At the time, she was fully aware that she was merely one of his lovers—as a photo gallery of all his various lovers, male and female,
on display above his bed attested. She was not prone to jealousy and had already acquired a taste for young and beautiful men, so when she flung herself on Calvin’s bed one night and closely examined the assorted photographs of his lovers, inevitably, she fixed on the most beautiful, the most alluring, the most sexual of them all, stark naked from the groin up, and in his entire glory: David Bowie.

David and Calvin were best friends, Calvin initially said, but upon realizing that part of Angie’s charm was her nonjudgmental, nonpossessive attitude to sex, he changed his mind, plunged ahead, and told her the truth about his affair with David, as she listened and filed the information away in her razor-sharp brain, saving it for later. She and Calvin were having fun together, and that was all that counted. And there was always Lou Reizner, powerful, well-connected, wealthy Lou, who remained excited by her brashness, her joie de vivre, her American go-getting energetic attitude to life and to love.

However, once Lou had introduced her to Calvin, he realized that all bets were well and truly off. Worse still, he was forced to stand by while Angie fell instantly, wholly, and completely in love with David.
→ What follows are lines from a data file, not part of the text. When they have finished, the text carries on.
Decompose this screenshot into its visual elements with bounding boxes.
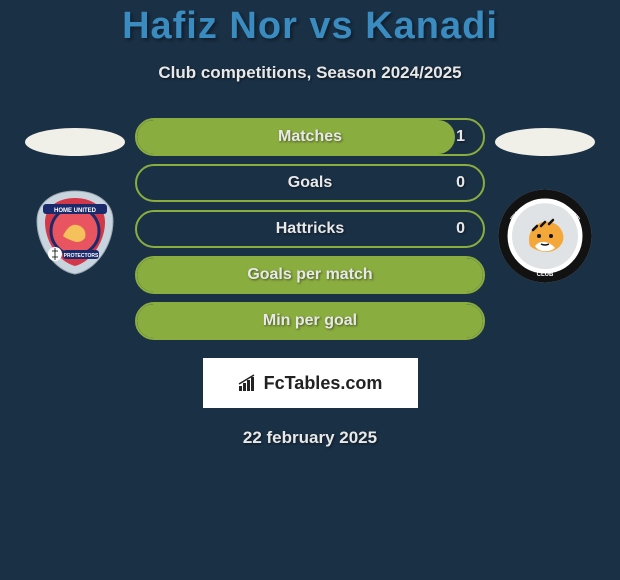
svg-text:HOME UNITED: HOME UNITED [54, 208, 97, 214]
right-column: BALESTIER KHALSA FOOTBALL BALESTIER KHAL… [485, 118, 605, 286]
stat-label: Matches [278, 128, 342, 146]
svg-text:CLUB: CLUB [537, 272, 554, 278]
player-right-placeholder [495, 128, 595, 156]
page-title: Hafiz Nor vs Kanadi [0, 5, 620, 48]
stat-label: Min per goal [263, 312, 357, 330]
stats-area: HOME UNITED PROTECTORS Matches 1 Goals 0 [0, 118, 620, 348]
stat-label: Goals [288, 174, 332, 192]
chart-icon [238, 374, 260, 392]
home-united-crest-icon: HOME UNITED PROTECTORS [25, 186, 125, 276]
stat-row-mpg: Min per goal [135, 302, 485, 340]
stat-label: Goals per match [247, 266, 372, 284]
stat-row-hattricks: Hattricks 0 [135, 210, 485, 248]
stat-row-goals: Goals 0 [135, 164, 485, 202]
brand-logo-box: FcTables.com [203, 358, 418, 408]
stat-row-matches: Matches 1 [135, 118, 485, 156]
left-column: HOME UNITED PROTECTORS [15, 118, 135, 276]
stat-value: 0 [456, 174, 465, 192]
stat-row-gpm: Goals per match [135, 256, 485, 294]
brand-text: FcTables.com [264, 373, 383, 394]
stats-column: Matches 1 Goals 0 Hattricks 0 Goals per … [135, 118, 485, 348]
brand-logo: FcTables.com [238, 373, 383, 394]
stat-value: 1 [456, 128, 465, 146]
stat-value: 0 [456, 220, 465, 238]
stat-label: Hattricks [276, 220, 344, 238]
crest-left: HOME UNITED PROTECTORS [25, 186, 125, 276]
crest-right: BALESTIER KHALSA FOOTBALL BALESTIER KHAL… [495, 186, 595, 286]
date-text: 22 february 2025 [0, 428, 620, 448]
subtitle: Club competitions, Season 2024/2025 [0, 63, 620, 83]
player-left-placeholder [25, 128, 125, 156]
balestier-khalsa-crest-icon: BALESTIER KHALSA FOOTBALL BALESTIER KHAL… [495, 186, 595, 286]
svg-text:PROTECTORS: PROTECTORS [64, 253, 99, 259]
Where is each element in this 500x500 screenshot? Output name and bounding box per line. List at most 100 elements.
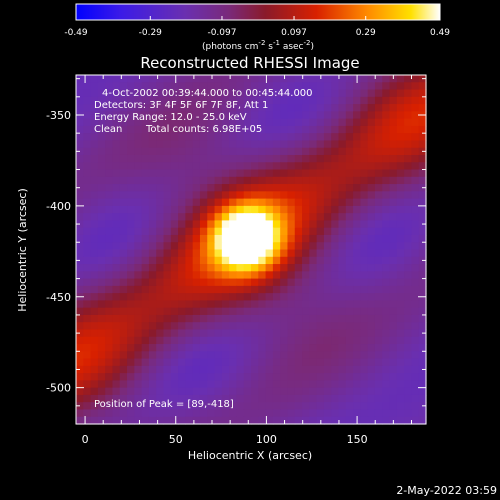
heatmap-cell: [141, 271, 150, 280]
heatmap-cell: [353, 249, 361, 258]
heatmap-cell: [148, 416, 157, 425]
heatmap-cell: [272, 256, 281, 265]
heatmap-cell: [170, 264, 179, 272]
heatmap-cell: [214, 133, 223, 142]
heatmap-cell: [214, 220, 223, 229]
heatmap-cell: [280, 234, 289, 243]
heatmap-cell: [331, 416, 340, 425]
heatmap-cell: [367, 176, 376, 185]
heatmap-cell: [331, 75, 340, 83]
heatmap-cell: [404, 365, 413, 374]
heatmap-cell: [302, 329, 310, 338]
heatmap-cell: [389, 365, 398, 374]
heatmap-cell: [309, 285, 318, 294]
heatmap-cell: [331, 82, 340, 91]
heatmap-cell: [236, 314, 245, 323]
heatmap-cell: [331, 285, 340, 294]
heatmap-cell: [404, 89, 413, 98]
heatmap-cell: [178, 264, 186, 272]
heatmap-cell: [280, 322, 289, 331]
heatmap-cell: [345, 198, 354, 207]
heatmap-cell: [236, 264, 245, 272]
heatmap-cell: [389, 344, 398, 352]
heatmap-cell: [229, 278, 238, 287]
heatmap-cell: [199, 249, 208, 258]
colorbar-tick-labels: -0.49 -0.29 -0.097 0.097 0.29 0.49: [64, 28, 450, 38]
heatmap-cell: [316, 111, 325, 120]
heatmap-cell: [141, 154, 150, 163]
heatmap-cell: [243, 213, 252, 222]
heatmap-cell: [396, 336, 405, 345]
heatmap-cell: [236, 278, 245, 287]
heatmap-cell: [243, 140, 252, 149]
colorbar-ticks: [75, 16, 441, 20]
heatmap-cell: [185, 220, 194, 229]
heatmap-cell: [199, 285, 208, 294]
heatmap-cell: [163, 307, 172, 316]
heatmap-cell: [192, 402, 201, 411]
heatmap-cell: [178, 285, 186, 294]
heatmap-cell: [404, 249, 413, 258]
heatmap-cell: [214, 300, 223, 309]
heatmap-cell: [207, 278, 216, 287]
heatmap-cell: [199, 242, 208, 251]
heatmap-cell: [382, 205, 391, 214]
heatmap-cell: [404, 176, 413, 185]
heatmap-cell: [127, 198, 135, 207]
heatmap-cell: [163, 234, 172, 243]
heatmap-cell: [389, 300, 398, 309]
heatmap-cell: [199, 213, 208, 222]
heatmap-cell: [287, 118, 296, 127]
heatmap-cell: [105, 169, 114, 178]
heatmap-cell: [76, 89, 84, 98]
heatmap-cell: [97, 373, 106, 381]
heatmap-cell: [265, 380, 274, 389]
heatmap-cell: [302, 351, 310, 360]
heatmap-cell: [353, 82, 361, 91]
heatmap-cell: [360, 336, 369, 345]
heatmap-cell: [353, 256, 361, 265]
heatmap-cell: [316, 140, 325, 149]
heatmap-cell: [287, 154, 296, 163]
heatmap-cell: [178, 307, 186, 316]
heatmap-cell: [83, 387, 92, 396]
heatmap-cell: [141, 409, 150, 418]
heatmap-cell: [294, 344, 303, 352]
heatmap-cell: [207, 329, 216, 338]
heatmap-cell: [411, 140, 420, 149]
heatmap-cell: [331, 162, 340, 171]
heatmap-cell: [76, 242, 84, 251]
heatmap-cell: [105, 227, 114, 236]
heatmap-cell: [83, 249, 92, 258]
heatmap-cell: [258, 89, 267, 98]
heatmap-cell: [112, 329, 121, 338]
heatmap-cell: [229, 220, 238, 229]
heatmap-cell: [199, 394, 208, 403]
heatmap-cell: [76, 104, 84, 112]
heatmap-cell: [105, 75, 114, 83]
heatmap-cell: [338, 234, 347, 243]
heatmap-cell: [309, 147, 318, 156]
heatmap-cell: [353, 365, 361, 374]
heatmap-cell: [127, 285, 135, 294]
heatmap-cell: [287, 409, 296, 418]
heatmap-cell: [83, 191, 92, 200]
heatmap-cell: [294, 111, 303, 120]
x-tick-label: 0: [82, 433, 89, 446]
heatmap-cell: [302, 307, 310, 316]
heatmap-cell: [374, 307, 383, 316]
heatmap-cell: [389, 380, 398, 389]
heatmap-cell: [243, 351, 252, 360]
heatmap-cell: [214, 336, 223, 345]
heatmap-cell: [382, 133, 391, 142]
heatmap-cell: [294, 322, 303, 331]
heatmap-cell: [345, 125, 354, 134]
heatmap-cell: [396, 213, 405, 222]
heatmap-cell: [229, 96, 238, 105]
heatmap-cell: [316, 365, 325, 374]
heatmap-cell: [83, 402, 92, 411]
heatmap-cell: [302, 169, 310, 178]
heatmap-cell: [134, 111, 143, 120]
heatmap-cell: [323, 118, 332, 127]
heatmap-cell: [199, 336, 208, 345]
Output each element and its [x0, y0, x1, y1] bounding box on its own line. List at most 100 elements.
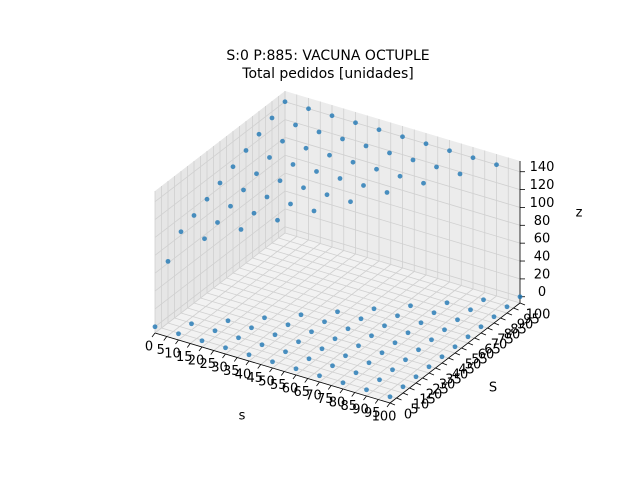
point — [392, 340, 398, 346]
point — [236, 335, 241, 341]
grid-line — [252, 257, 488, 329]
point — [316, 129, 322, 135]
point — [361, 183, 366, 188]
point — [309, 329, 314, 335]
grid-line — [167, 322, 404, 394]
grid-line — [284, 154, 521, 226]
y-tick — [506, 312, 513, 316]
point — [217, 180, 223, 186]
point — [303, 145, 309, 151]
x-tick — [269, 367, 273, 373]
y-tick — [389, 402, 396, 406]
y-tick-label: 60 — [478, 348, 495, 363]
point — [481, 297, 486, 303]
grid-line — [154, 101, 286, 203]
point — [504, 304, 510, 310]
point — [418, 320, 424, 326]
x-tick — [233, 357, 238, 362]
grid-line — [206, 292, 443, 364]
grid — [151, 91, 526, 408]
point — [189, 321, 194, 327]
x-tick — [386, 402, 391, 408]
point — [343, 353, 348, 359]
point — [267, 155, 272, 160]
point — [298, 312, 304, 318]
point — [395, 313, 400, 319]
y-tick-label: 30 — [439, 378, 456, 393]
x-tick-label: 60 — [282, 382, 299, 397]
y-tick-label: 75 — [497, 333, 514, 348]
point — [374, 166, 379, 172]
x-tick-label: 35 — [223, 364, 240, 379]
point — [455, 317, 460, 323]
y-tick-label: 65 — [484, 343, 501, 358]
point — [491, 314, 497, 320]
y-tick — [500, 317, 506, 321]
grid-line — [284, 190, 521, 262]
y-tick-label: 95 — [523, 313, 540, 328]
x-tick-label: 40 — [235, 368, 252, 383]
point — [426, 364, 432, 370]
point — [400, 384, 406, 390]
y-tick — [487, 327, 493, 331]
point — [322, 319, 327, 325]
point — [259, 342, 265, 348]
grid-line — [154, 190, 286, 292]
point — [215, 220, 220, 225]
point — [238, 227, 244, 232]
y-tick-label: 25 — [432, 383, 449, 398]
point — [429, 337, 434, 343]
grid-line — [245, 262, 482, 334]
grid-line — [193, 302, 430, 374]
x-tick-label: 0 — [145, 340, 153, 355]
point — [176, 331, 181, 337]
grid-line — [284, 226, 521, 298]
point — [413, 374, 419, 380]
point — [470, 155, 476, 161]
point — [254, 171, 259, 177]
point — [269, 115, 275, 121]
x-tick — [304, 378, 309, 383]
x-tick-label: 10 — [164, 347, 181, 362]
grid-line — [200, 297, 436, 369]
point — [202, 236, 207, 242]
point — [397, 173, 403, 179]
x-tick — [316, 381, 320, 387]
y-tick — [428, 372, 435, 376]
x-tick — [175, 339, 179, 345]
y-tick-label: 15 — [419, 393, 436, 408]
point — [293, 122, 298, 128]
point — [377, 377, 382, 383]
point — [330, 363, 335, 369]
point — [369, 333, 374, 339]
point — [223, 345, 228, 351]
x-tick — [327, 385, 332, 390]
point — [282, 99, 288, 105]
grid-line — [226, 277, 462, 349]
grid-line — [213, 287, 449, 359]
point — [348, 199, 353, 205]
point — [423, 141, 429, 147]
point — [225, 318, 231, 324]
grid-line — [278, 237, 514, 309]
y-tick-label: 85 — [510, 323, 527, 338]
x-tick — [210, 350, 215, 355]
point — [152, 324, 158, 330]
grid-line — [154, 226, 286, 328]
point — [390, 367, 395, 373]
z-tick-label: 40 — [534, 250, 551, 265]
grid-line — [180, 312, 417, 384]
grid-line — [284, 208, 521, 280]
y-tick — [513, 307, 519, 311]
grid-line — [284, 232, 521, 304]
chart-title: S:0 P:885: VACUNA OCTUPLE — [226, 48, 429, 64]
point — [270, 359, 275, 365]
point — [275, 217, 280, 223]
point — [517, 294, 523, 300]
grid-line — [239, 267, 475, 339]
grid-line — [284, 119, 521, 190]
y-tick-label: 50 — [465, 358, 482, 373]
point — [314, 169, 319, 174]
point — [246, 352, 252, 358]
y-tick — [467, 342, 474, 346]
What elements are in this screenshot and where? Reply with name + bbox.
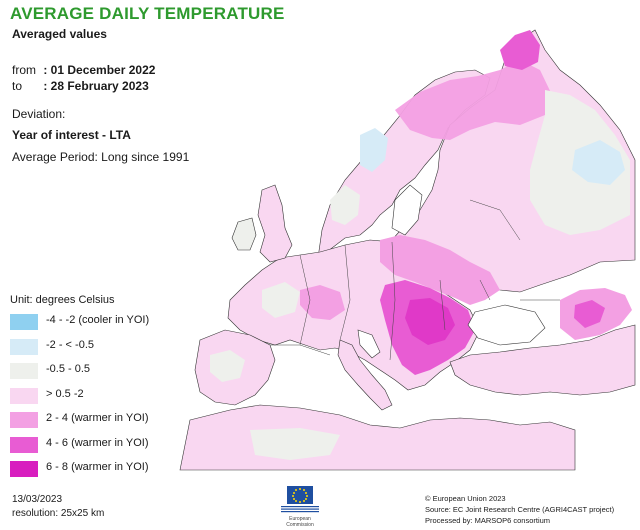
zone-neutral-scand — [330, 185, 360, 225]
neutral-overlay — [210, 90, 630, 460]
legend-item: 4 - 6 (warmer in YOI) — [10, 434, 170, 459]
baltic-sea — [391, 184, 423, 236]
legend-label: -2 - < -0.5 — [46, 338, 94, 351]
average-period: Average Period: Long since 1991 — [12, 150, 190, 164]
legend-swatch — [10, 436, 38, 453]
legend-item: -2 - < -0.5 — [10, 336, 170, 361]
legend-item: > 0.5 -2 — [10, 385, 170, 410]
seas — [357, 184, 546, 359]
legend-label: 6 - 8 (warmer in YOI) — [46, 461, 149, 473]
zone-neutral-iberia — [210, 350, 245, 382]
ireland — [231, 217, 257, 251]
from-label: from — [12, 63, 36, 77]
legend-label: > 0.5 -2 — [46, 387, 84, 400]
deviation-type: Year of interest - LTA — [12, 128, 131, 142]
zone-neutral-africa — [250, 428, 340, 460]
legend-swatch — [10, 461, 38, 477]
legend-item: -4 - -2 (cooler in YOI) — [10, 311, 170, 336]
copyright: © European Union 2023 — [425, 494, 506, 503]
legend-swatch — [10, 387, 38, 404]
european-commission-logo — [281, 486, 319, 513]
legend-label: -4 - -2 (cooler in YOI) — [46, 314, 150, 326]
legend-swatch — [10, 338, 38, 355]
zone-6-8-core — [405, 298, 455, 345]
legend-item: 2 - 4 (warmer in YOI) — [10, 409, 170, 434]
to-value: : 28 February 2023 — [43, 79, 149, 93]
zone-4-6-northeast — [500, 30, 540, 70]
legend-label: -0.5 - 0.5 — [46, 363, 91, 375]
zone-cool-russia — [572, 140, 625, 185]
zone-4-6-caucasus — [574, 300, 605, 328]
great-britain — [257, 184, 293, 263]
black-sea — [467, 304, 546, 346]
italy — [337, 339, 393, 411]
logo-text: European Commission — [286, 516, 314, 528]
zone-cool-sweden — [360, 128, 388, 172]
adriatic — [357, 329, 381, 359]
legend-swatch — [10, 314, 38, 330]
map-subtitle: Averaged values — [12, 27, 107, 41]
period-from: from : 01 December 2022 — [12, 63, 155, 77]
legend-label: 2 - 4 (warmer in YOI) — [46, 412, 149, 424]
from-value: : 01 December 2022 — [43, 63, 156, 77]
processed-by: Processed by: MARSOP6 consortium — [425, 516, 551, 525]
anomaly-overlay — [300, 30, 632, 375]
country-borders — [270, 199, 560, 361]
legend-swatch — [10, 363, 38, 379]
map-date: 13/03/2023 — [12, 494, 63, 505]
legend-item: -0.5 - 0.5 — [10, 360, 170, 385]
map-title: AVERAGE DAILY TEMPERATURE — [10, 4, 285, 23]
legend: -4 - -2 (cooler in YOI) -2 - < -0.5 -0.5 -… — [10, 311, 170, 483]
legend-swatch — [10, 412, 38, 428]
turkey — [449, 324, 636, 396]
zone-neutral-west — [262, 282, 300, 318]
deviation-label: Deviation: — [12, 107, 66, 121]
source: Source: EC Joint Research Centre (AGRI4C… — [425, 505, 615, 514]
period-to: to : 28 February 2023 — [12, 79, 149, 93]
legend-item: 6 - 8 (warmer in YOI) — [10, 458, 170, 483]
map-resolution: resolution: 25x25 km — [12, 508, 105, 519]
zone-2-4-north — [395, 60, 552, 140]
zone-2-4-alps — [300, 285, 345, 320]
to-label: to — [12, 79, 23, 93]
zone-2-4-central — [380, 235, 500, 305]
north-africa — [179, 404, 576, 471]
legend-label: 4 - 6 (warmer in YOI) — [46, 436, 149, 449]
legend-unit: Unit: degrees Celsius — [10, 294, 115, 306]
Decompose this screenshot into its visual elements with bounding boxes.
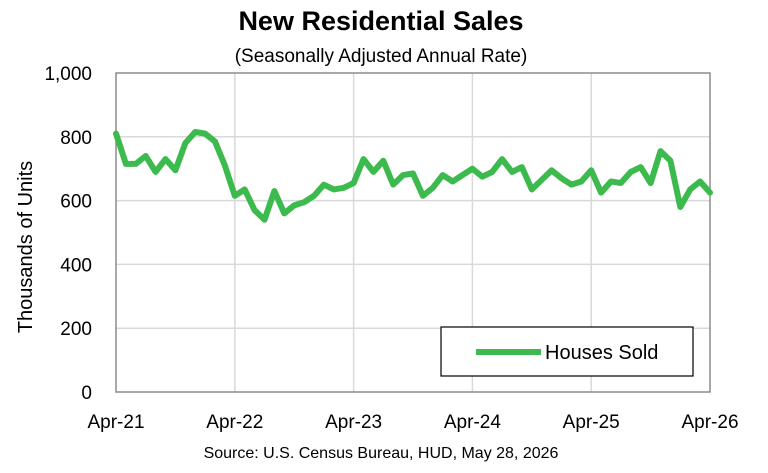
y-tick-label: 1,000 [44,64,92,85]
y-tick-label: 200 [60,319,92,340]
series-layer [113,129,713,223]
source-note: Source: U.S. Census Bureau, HUD, May 28,… [204,445,559,462]
x-tick-label: Apr-22 [206,412,263,433]
x-tick-label: Apr-25 [563,412,620,433]
legend-label-houses-sold: Houses Sold [545,342,658,364]
chart-title: New Residential Sales [238,6,523,36]
plot-area [115,72,711,393]
x-tick-label: Apr-26 [681,412,738,433]
y-tick-label: 600 [60,192,92,213]
tick-labels: 0 200 400 600 800 1,000 Apr-21 Apr-22 Apr-23 Apr-… [44,64,738,433]
x-tick-label: Apr-24 [444,412,501,433]
y-tick-label: 400 [60,255,92,276]
x-tick-label: Apr-23 [325,412,382,433]
y-tick-label: 0 [81,383,92,404]
y-tick-label: 800 [60,128,92,149]
x-tick-label: Apr-21 [87,412,144,433]
series-line-houses-sold [113,129,713,223]
chart-subtitle: (Seasonally Adjusted Annual Rate) [235,46,528,67]
y-axis-label: Thousands of Units [15,161,37,333]
legend: Houses Sold [440,326,694,377]
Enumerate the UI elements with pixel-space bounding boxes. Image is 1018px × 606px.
She first saw him onstage at the Roundhouse, when Calvin took her to see him in a Feathers performance. Observing how enthralled Calvin was by David, she at first felt sorry for him, perhaps even then intuiting that, as she would later say, “David was a serial player.”

That night, at the Roundhouse, where The Who topped the bill, marked the night of Angie’s first rock concert. She was overcome with excitement, and, when she looked at David, sheer lust.

“A lean, blond, enigmatic figure in a pastel-striped sweater and mustard-colored sailor’s flares and a voice so compelling that no one could turn a head, David captivated every single member of the audience. Every move, every gyration quickened the pulse. His steel-blue eyes burned with mystery that defied the searching spotlights and his whole performance exuded an eroticism,” she wrote afterward, unknowingly evoking the breathless style of Ken Pitt’s description of his first sight of David.

David was living with Mary and involved with her, but nonetheless, Calvin suggested that Angie join him and David for supper in Chinatown. Aflame with excitement, she threw herself wholeheartedly into playing the role of potential girlfriend to a rising rock star. Determined to make an impression on David, she dressed from head to foot in a masculine fuchsia and purple pantsuit, perhaps as a way of subliminally signaling her bisexuality to him. Aware that David was having sex with Calvin, just as she was, as far as she was concerned, in revealing her bisexuality Angie may well have hoped to forge a unique, if profane bond between them.